CNN/Money reports that a leading figure on Wall Street thinks Bush's Social Security privatization plan is wrong and stupid. And his language is as clear and blunt as can be. Here is the lede and the nut graf (for you journalism geeks):
Bill Gross, manager of the world's largest bond fund, is criticizing President Bush's plan to privatize part of Social Security.
Gross, managing director at Pimco, called the argument about the
solvency of Social Security "silly" and said it was an example of the
president not focusing on more important issues, such as the budget
deficit.
Let's hear more from his monthly column on Pimco's website. First, that the plan is driven by hubris rather than a real need to "reform" Social Security:
[T]his
argument about insolvency and how much money is or will be in the
Social Security Trust fund is really all so silly. It is an argument to
promote an agenda that has little to do with seniors and more to do
with Bush, his ownership society, and ultimately his domestic legacy
alongside the likes of Ronald Reagan and FDR.
Remember all the talk that Bush's scheme will "pre-fund" Social Security rather than become a sea of transition costs?
Pre-funding
these systems, [Rob Arnott] argues, "is basically irrelevant." And (in my own
words) it matters little whether the system is pre-refunded with
Treasury bonds or privately held stocks.
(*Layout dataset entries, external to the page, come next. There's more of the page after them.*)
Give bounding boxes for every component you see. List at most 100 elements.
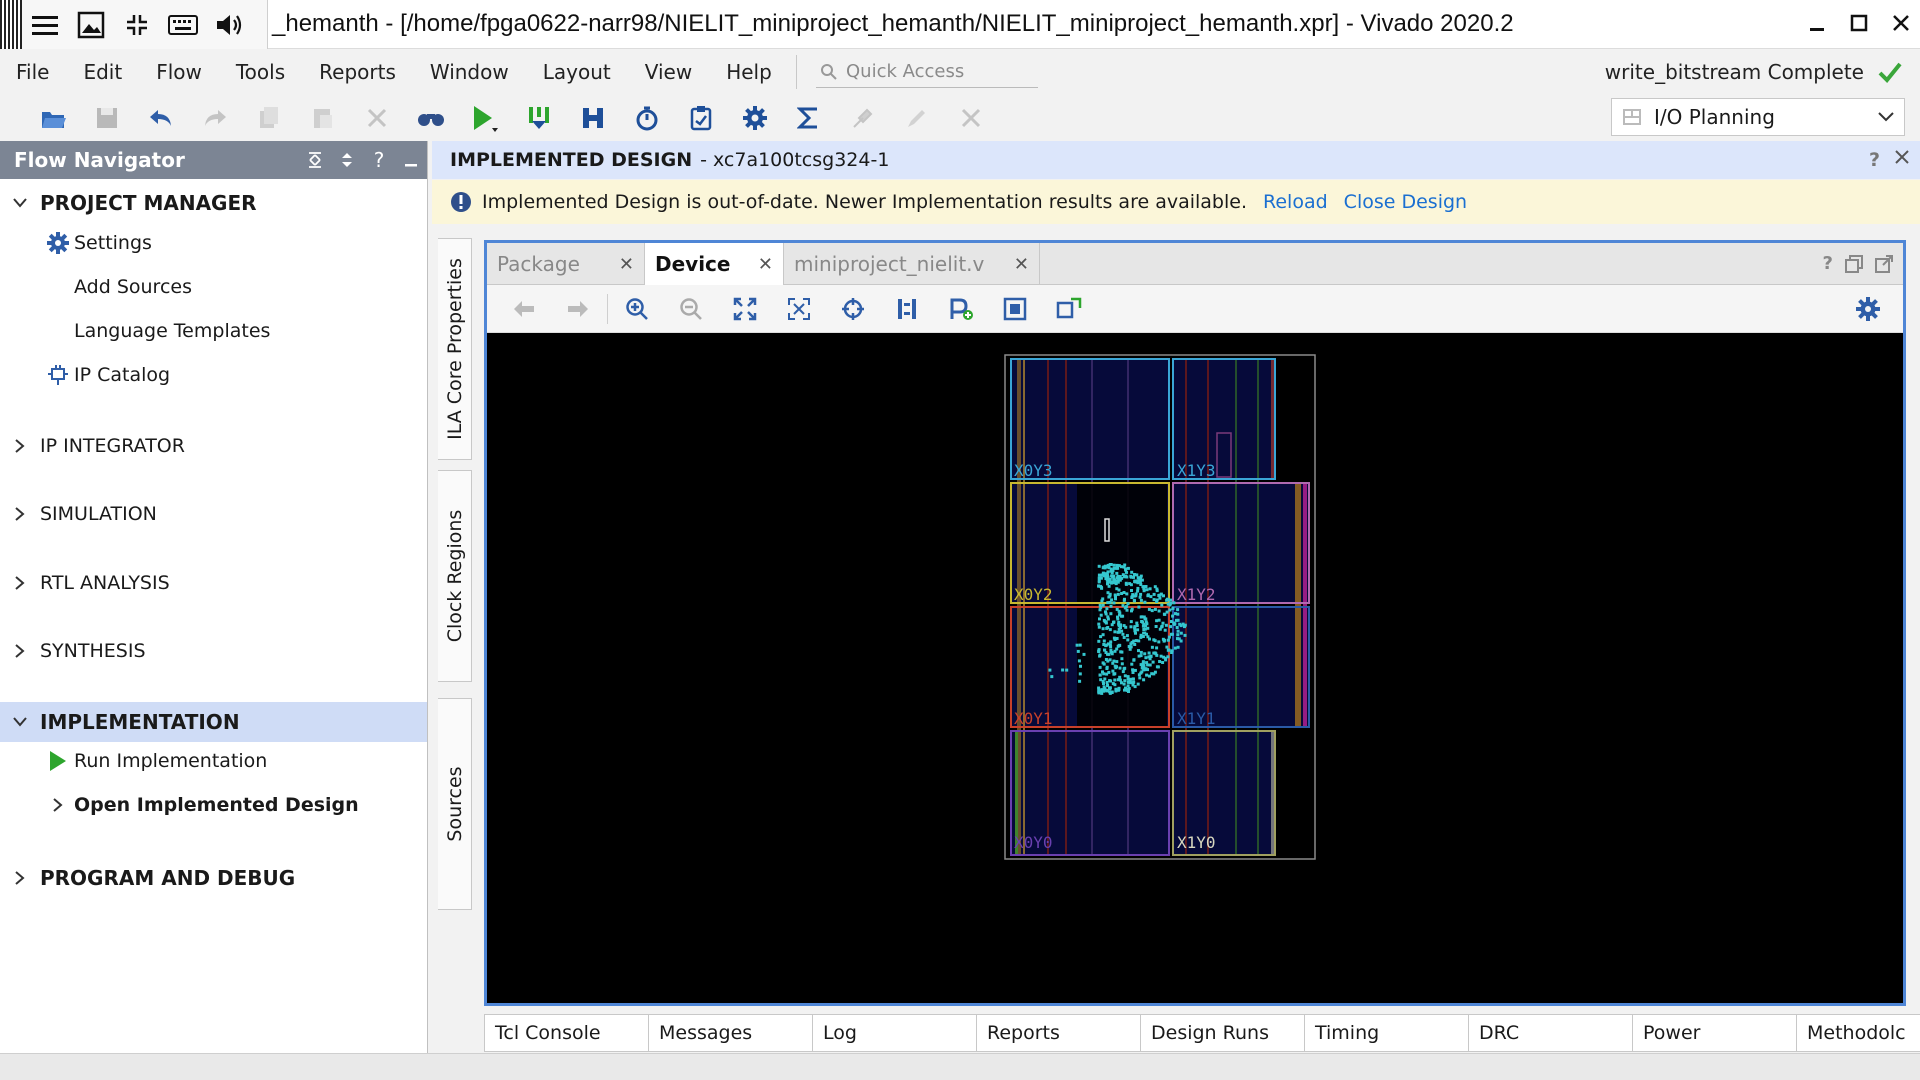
nav-item-add-sources[interactable]: Add Sources [0, 267, 427, 307]
tab-methodology[interactable]: Methodolc [1796, 1014, 1920, 1052]
close-tab-icon[interactable]: ✕ [1014, 254, 1029, 275]
timer-icon[interactable] [620, 98, 674, 138]
undo-icon[interactable] [134, 98, 188, 138]
close-tab-icon[interactable]: ✕ [619, 254, 634, 275]
pblock-icon[interactable] [988, 289, 1042, 329]
maximize-icon[interactable] [1846, 10, 1872, 36]
close-tab-icon[interactable]: ✕ [758, 254, 773, 275]
generate-bitstream-icon[interactable] [512, 98, 566, 138]
tab-timing[interactable]: Timing [1304, 1014, 1468, 1052]
run-icon[interactable] [458, 98, 512, 138]
hamburger-menu-icon[interactable] [22, 0, 68, 49]
tab-reports[interactable]: Reports [976, 1014, 1140, 1052]
forward-arrow-icon[interactable] [551, 289, 605, 329]
placed-cell [1132, 658, 1136, 662]
keyboard-icon[interactable] [160, 0, 206, 49]
quick-access-search[interactable]: Quick Access [816, 56, 1038, 88]
tab-design-runs[interactable]: Design Runs [1140, 1014, 1304, 1052]
section-project-manager[interactable]: PROJECT MANAGER [0, 183, 427, 223]
menu-window[interactable]: Window [430, 60, 509, 84]
tab-log[interactable]: Log [812, 1014, 976, 1052]
minimize-icon[interactable] [1804, 10, 1830, 36]
grip-handle[interactable] [0, 0, 22, 49]
save-icon[interactable] [80, 98, 134, 138]
nav-item-settings[interactable]: Settings [0, 223, 427, 263]
minimize-panel-icon[interactable] [395, 153, 427, 167]
section-simulation[interactable]: SIMULATION [0, 494, 427, 534]
debug-icon[interactable] [836, 98, 890, 138]
find-icon[interactable] [404, 98, 458, 138]
help-icon[interactable]: ? [363, 148, 395, 172]
placed-cell [1155, 598, 1159, 602]
menu-view[interactable]: View [645, 60, 692, 84]
back-arrow-icon[interactable] [497, 289, 551, 329]
zoom-fit-icon[interactable] [718, 289, 772, 329]
tab-messages[interactable]: Messages [648, 1014, 812, 1052]
tab-clock-regions[interactable]: Clock Regions [438, 470, 472, 682]
section-ip-integrator[interactable]: IP INTEGRATOR [0, 426, 427, 466]
menu-help[interactable]: Help [726, 60, 772, 84]
device-canvas[interactable]: X0Y3 X1Y3 X0Y2 X1Y2 X0Y1 X1Y1 X0Y0 X1Y0 [487, 333, 1903, 1003]
crosshair-icon[interactable] [826, 289, 880, 329]
menu-reports[interactable]: Reports [319, 60, 396, 84]
tab-power[interactable]: Power [1632, 1014, 1796, 1052]
report-icon[interactable] [674, 98, 728, 138]
section-implementation[interactable]: IMPLEMENTATION [0, 702, 427, 742]
banner-message: Implemented Design is out-of-date. Newer… [482, 191, 1248, 213]
section-rtl-analysis[interactable]: RTL ANALYSIS [0, 563, 427, 603]
delete-icon[interactable] [350, 98, 404, 138]
nav-item-open-implemented-design[interactable]: Open Implemented Design [0, 785, 427, 825]
menu-edit[interactable]: Edit [83, 60, 122, 84]
float-window-icon[interactable] [1875, 254, 1893, 273]
tab-tcl-console[interactable]: Tcl Console [484, 1014, 648, 1052]
edit-icon[interactable] [890, 98, 944, 138]
restore-icon[interactable] [1845, 254, 1863, 273]
tab-sources[interactable]: Sources [438, 698, 472, 910]
help-icon[interactable]: ? [1823, 253, 1833, 274]
sigma-icon[interactable] [782, 98, 836, 138]
tab-device[interactable]: Device ✕ [645, 243, 784, 285]
fpga-device-map[interactable]: X0Y3 X1Y3 X0Y2 X1Y2 X0Y1 X1Y1 X0Y0 X1Y0 [487, 333, 1903, 1003]
close-icon[interactable] [1888, 10, 1914, 36]
settings-gear-icon[interactable] [728, 98, 782, 138]
placed-cell [1156, 665, 1160, 669]
section-program-debug[interactable]: PROGRAM AND DEBUG [0, 858, 427, 898]
menu-tools[interactable]: Tools [236, 60, 285, 84]
layout-select[interactable]: I/O Planning [1611, 98, 1905, 136]
shrink-icon[interactable] [114, 0, 160, 49]
redo-icon[interactable] [188, 98, 242, 138]
open-project-icon[interactable] [26, 98, 80, 138]
close-design-link[interactable]: Close Design [1344, 191, 1467, 213]
place-ports-icon[interactable] [934, 289, 988, 329]
tab-drc[interactable]: DRC [1468, 1014, 1632, 1052]
section-label: SIMULATION [40, 503, 157, 525]
screenshot-icon[interactable] [68, 0, 114, 49]
tab-package[interactable]: Package ✕ [487, 243, 645, 285]
copy-icon[interactable] [242, 98, 296, 138]
tab-ila-core-properties[interactable]: ILA Core Properties [438, 238, 472, 460]
program-device-icon[interactable] [566, 98, 620, 138]
nav-item-run-implementation[interactable]: Run Implementation [0, 741, 427, 781]
reload-link[interactable]: Reload [1263, 191, 1328, 213]
menu-file[interactable]: File [16, 60, 49, 84]
nav-item-language-templates[interactable]: Language Templates [0, 311, 427, 351]
expand-all-icon[interactable] [331, 152, 363, 168]
menu-flow[interactable]: Flow [156, 60, 202, 84]
zoom-out-icon[interactable] [664, 289, 718, 329]
settings-gear-icon[interactable] [1841, 289, 1895, 329]
help-icon[interactable]: ? [1869, 149, 1880, 171]
volume-icon[interactable] [206, 0, 252, 49]
cancel-icon[interactable] [944, 98, 998, 138]
close-icon[interactable] [1894, 149, 1910, 171]
paste-icon[interactable] [296, 98, 350, 138]
zoom-selected-icon[interactable] [772, 289, 826, 329]
draw-pblock-icon[interactable] [1042, 289, 1096, 329]
collapse-all-icon[interactable] [299, 152, 331, 168]
zoom-in-icon[interactable] [610, 289, 664, 329]
menu-layout[interactable]: Layout [543, 60, 611, 84]
section-synthesis[interactable]: SYNTHESIS [0, 631, 427, 671]
routing-resources-icon[interactable] [880, 289, 934, 329]
placed-cell [1158, 660, 1162, 663]
tab-source-file[interactable]: miniproject_nielit.v ✕ [784, 243, 1040, 285]
nav-item-ip-catalog[interactable]: IP Catalog [0, 355, 427, 395]
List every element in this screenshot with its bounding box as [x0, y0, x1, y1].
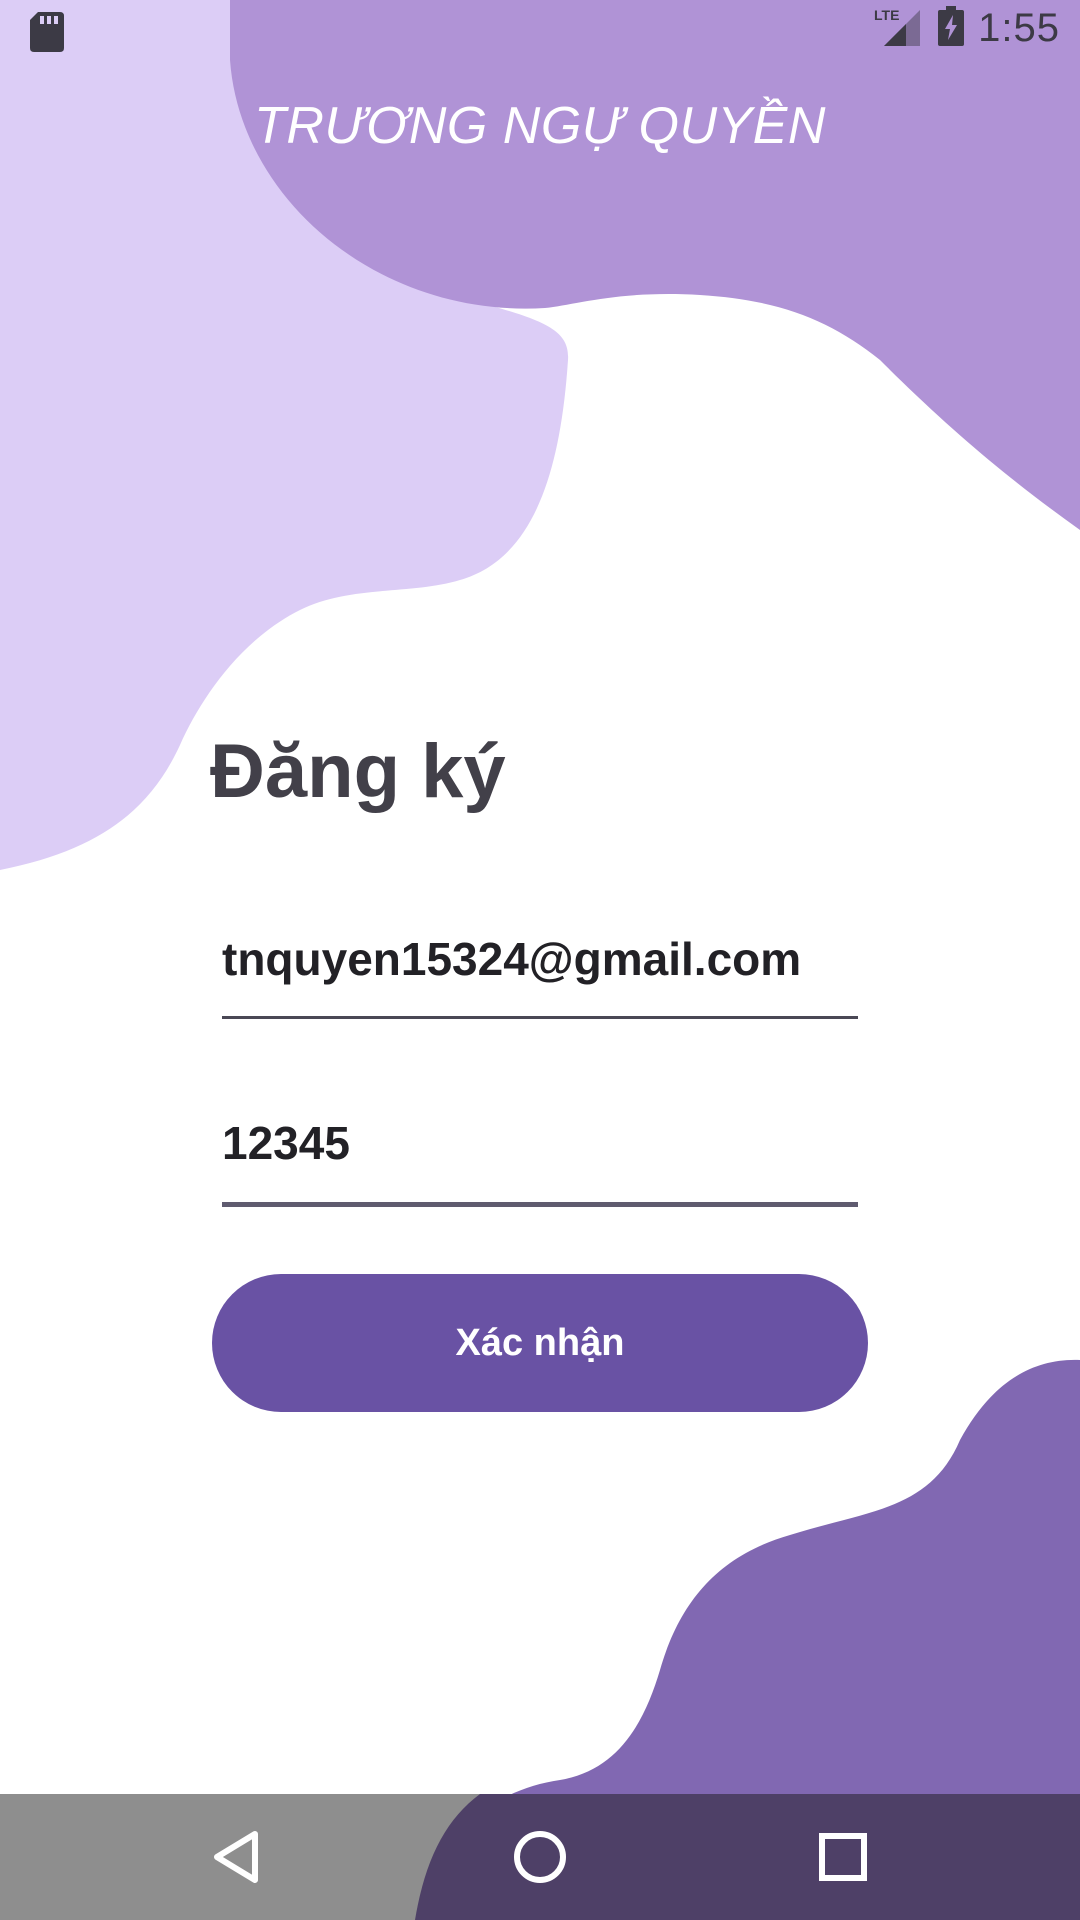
- page-title: Đăng ký: [210, 729, 506, 814]
- lte-signal-icon: LTE: [874, 6, 924, 51]
- password-underline: [222, 1202, 858, 1207]
- back-icon[interactable]: [201, 1822, 271, 1892]
- app-title: TRƯƠNG NGỰ QUYỀN: [254, 97, 826, 155]
- confirm-button-label: Xác nhận: [455, 1321, 625, 1364]
- signup-screen: LTE 1:55 TRƯƠNG NGỰ QUYỀN Đăng ký tnquye…: [0, 0, 1080, 1920]
- email-value: tnquyen15324@gmail.com: [222, 933, 802, 985]
- email-underline: [222, 1016, 858, 1019]
- status-time: 1:55: [978, 6, 1060, 50]
- status-right-group: LTE 1:55: [874, 6, 1060, 51]
- navigation-bar: [0, 1794, 1080, 1920]
- email-field[interactable]: tnquyen15324@gmail.com: [222, 932, 858, 1022]
- home-icon[interactable]: [505, 1822, 575, 1892]
- confirm-button[interactable]: Xác nhận: [212, 1274, 868, 1412]
- password-field[interactable]: 12345: [222, 1116, 858, 1208]
- sd-card-icon: [30, 12, 64, 57]
- password-value: 12345: [222, 1117, 350, 1169]
- recents-icon[interactable]: [808, 1822, 878, 1892]
- status-bar: LTE 1:55: [0, 0, 1080, 64]
- battery-charging-icon: [938, 6, 965, 51]
- svg-text:LTE: LTE: [874, 7, 899, 23]
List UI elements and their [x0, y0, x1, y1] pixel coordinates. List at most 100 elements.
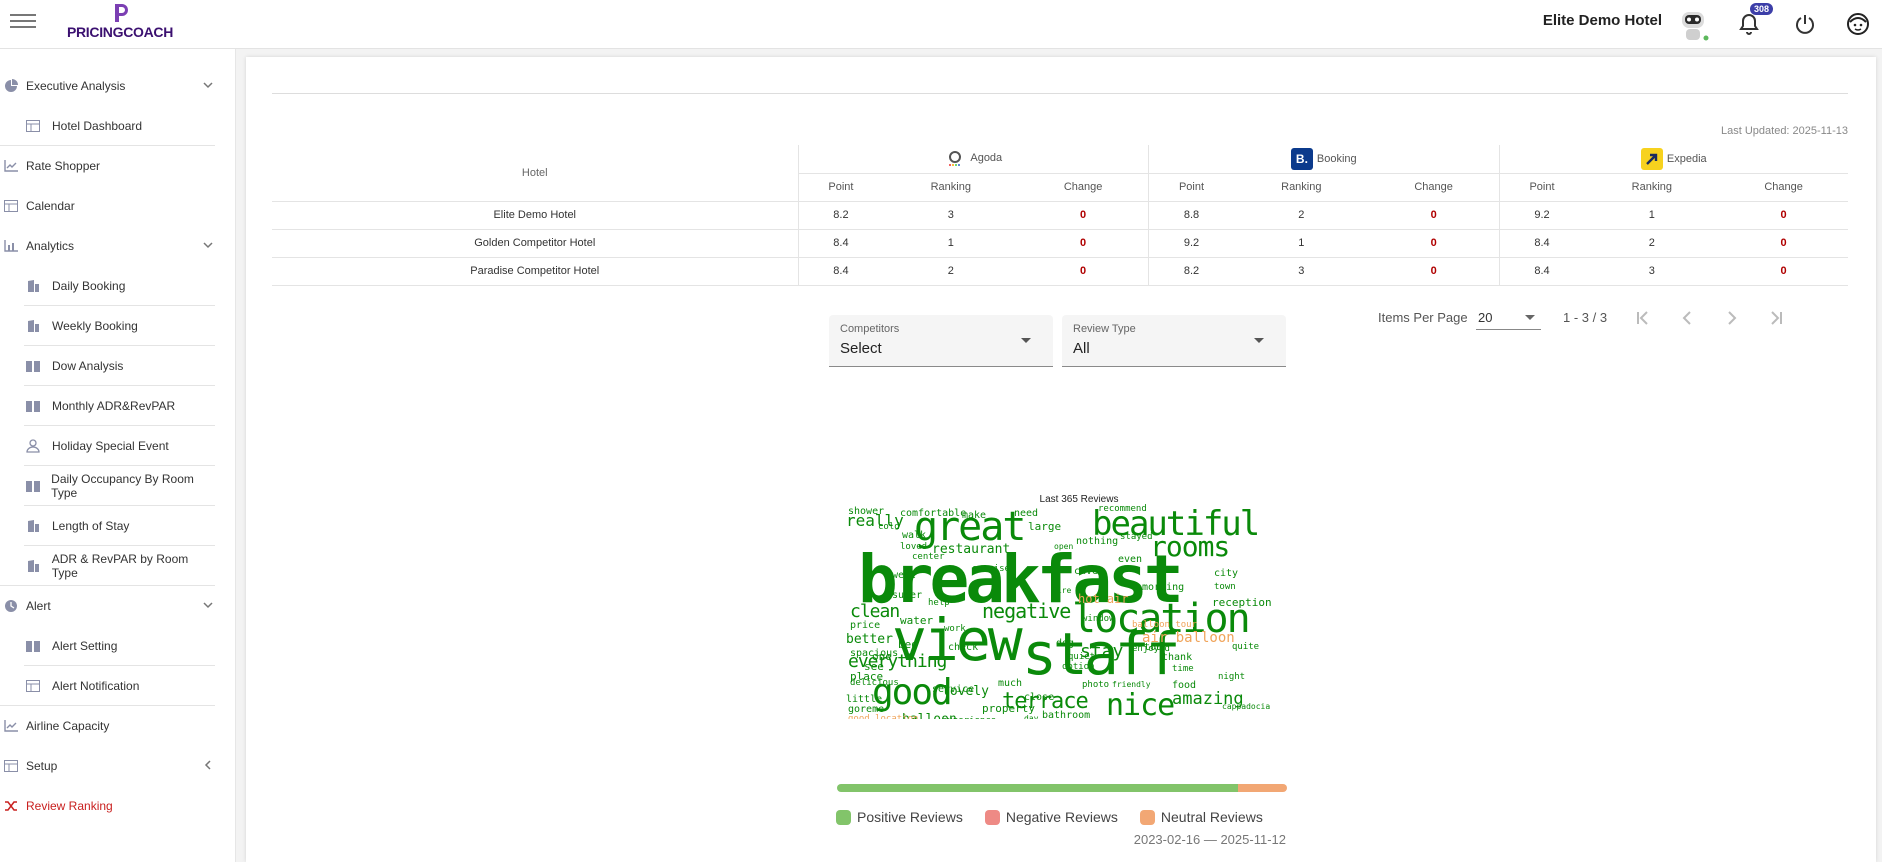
legend-label: Neutral Reviews	[1160, 809, 1263, 825]
sidebar-item-rate-shopper[interactable]: Rate Shopper	[0, 146, 215, 186]
sidebar-item-length-of-stay[interactable]: Length of Stay	[0, 506, 215, 546]
sentiment-bar	[837, 784, 1287, 792]
sidebar-item-label: Analytics	[26, 239, 75, 253]
sidebar-item-hotel-dashboard[interactable]: Hotel Dashboard	[0, 106, 215, 146]
person-icon	[24, 439, 42, 453]
sidebar-item-label: Daily Booking	[52, 279, 126, 293]
line-chart-icon	[2, 719, 20, 733]
review-date-range: 2023-02-16 — 2025-11-12	[1133, 832, 1286, 847]
point-cell: 8.2	[1148, 257, 1234, 286]
sidebar-item-setup[interactable]: Setup	[0, 746, 215, 786]
sidebar-item-label: Alert Setting	[52, 639, 118, 653]
sidebar-item-label: ADR & RevPAR by Room Type	[51, 552, 189, 580]
legend-swatch	[1139, 809, 1155, 825]
sidebar-item-monthly-adr-revpar[interactable]: Monthly ADR&RevPAR	[0, 386, 215, 426]
table-header-row: Hotel Agoda B. Booking Expedia	[272, 145, 1848, 202]
ranking-cell: 2	[1584, 229, 1720, 258]
sidebar-item-analytics[interactable]: Analytics	[0, 226, 215, 266]
sidebar-item-alert-setting[interactable]: Alert Setting	[0, 626, 215, 666]
items-per-page-select[interactable]: 20	[1476, 306, 1541, 330]
sidebar-item-label: Airline Capacity	[26, 719, 110, 733]
legend-item-negative[interactable]: Negative Reviews	[984, 809, 1118, 825]
change-cell: 0	[1018, 257, 1149, 286]
sidebar-item-label: Alert	[26, 599, 51, 613]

The fact is that both of these
financial assets represent a call on future production. If that
production could possibly be saved, like squirrels ferreting away nuts
for a long winter, then Treasury IOUs or corporate stocks might make
some sense. But they can’t. Future healthcare for boomer seniors can
only be provided by today’s teenagers, twenty-somethings, and even the
yet to be born. We cannot store their energy today for some future
rainy day.
And privatization won't solve the problem:
While
these paper assets may "pay" for goods and services, their value will
be market adjusted in future years to exactly match the quantity of
things we buy, and that quantity will be substantially a function of
the available workforce and the price they command for their services.
This is a concise way of saying that the value of Treasury bonds and
even stocks will be valued down in price as they are sold to pay for
future goods and services, and that the price of these goods and
services will be marked up (inflation) to justify their reduced supply.
The real solution for long-term retirement security, he argues, is reducing the budget deficit, not gutting Social Security:
By
reducing budget deficits now, and especially that portion of the
deficit owed to foreign governments, we would be able to keep more of
our domestic production within our borders and therefore available to
senior citizens.... Similarly, lower deficits ultimately should result in lower
future inflation, reducing the burden on seniors with fixed incomes and
making it possible to channel more real goods and services in their
direction. President Bush’s theoretical prioritization of fiscal
conservatism is therefore a promising ray of hope in this Social
Security razzle-dazzle, but I remain to be convinced of his sincerity
and/or discipline on this particular issue.
He does not dismiss the demographic shifts which will put additional pressure on Social Security -- that is real -- but he sees no chance that privatizing the program will change that. He argues that the most likely solutions rely on increasing production from employed workers (not productivity per worker), likely either through more immigration (pissing off the right) or a later retirement age.